Here's the old gentleman."
Trefusis looked round and saw Mr. Jansenius, whose handsome face was white and seamed with grief and annoyance. He drew back from the proffered hand of his son-in-law, like an overworried child from an ill-timed attempt to pet it. Trefusis pitied him. The nurse coughed and retired.
"Have you been speaking to Mrs. Jansenius?" said Trefusis.
"Yes," said Jansenius offensively.
"So have I, unfortunately. Pray make my apologies to her. I was rude. The circumstances upset me.""You are not upset, sir," said Jansenius loudly. "You do not care a damn."Trefusis recoiled.
"You damned my feelings, and I will damn yours," continued Jansenius in the same tone. Trefusis involuntarily looked at the door through which he had lately passed. Then, recovering himself, he said quietly:
"It does not matter. She can't hear us."
Before Jansenius could reply his wife hurried upstairs, caught him by the arm, and said, "Don't speak to him, John.
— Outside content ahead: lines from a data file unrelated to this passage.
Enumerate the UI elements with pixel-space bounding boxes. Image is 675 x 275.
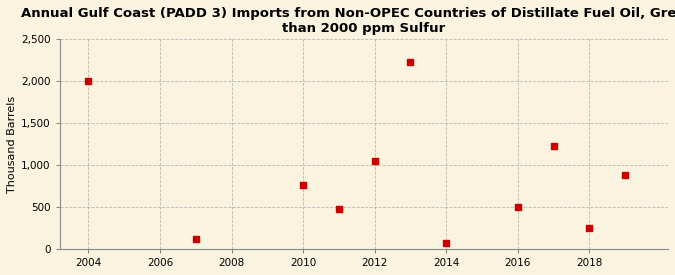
Point: [333, 207, 344, 211]
Point: [83, 79, 94, 83]
Point: [584, 226, 595, 230]
Title: Annual Gulf Coast (PADD 3) Imports from Non-OPEC Countries of Distillate Fuel Oi: Annual Gulf Coast (PADD 3) Imports from …: [21, 7, 675, 35]
Point: [441, 241, 452, 245]
Point: [369, 159, 380, 163]
Point: [190, 237, 201, 241]
Point: [512, 205, 523, 209]
Point: [548, 144, 559, 149]
Point: [405, 59, 416, 64]
Point: [620, 173, 630, 177]
Point: [298, 183, 308, 187]
Y-axis label: Thousand Barrels: Thousand Barrels: [7, 95, 17, 192]
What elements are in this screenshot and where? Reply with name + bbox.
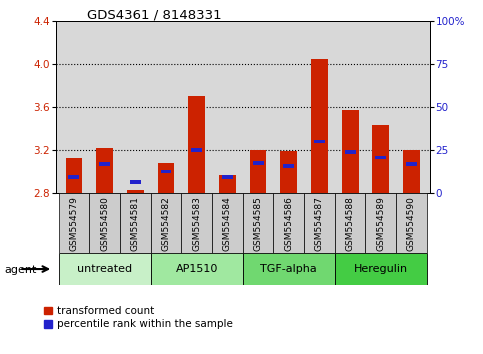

And you,"she added, to Trefusis, "WILL you begone?""What!" he said, looking cynically at her. "Without my dead!
Without my property! Well, be it so."
"What do you know of the feelings of a respectable man?"persisted Jansenius, breaking out again in spite of his wife.
"Nothing is sacred to you. This shows what Socialists are!""And what fathers are, and what mothers are," retorted Trefusis, giving way to his temper. "I thought you loved Hetty, but I see that you only love your feelings and your respectability. The devil take both! She was right; my love for her, incomplete as it was, was greater than yours." And he left the house in dudgeon.
But he stood awhile in the avenue to laugh at himself and his father-in-law. Then he took a hansom and was driven to the house of his solicitor, whom he wished to consult on the settlement of his late wife's affairs.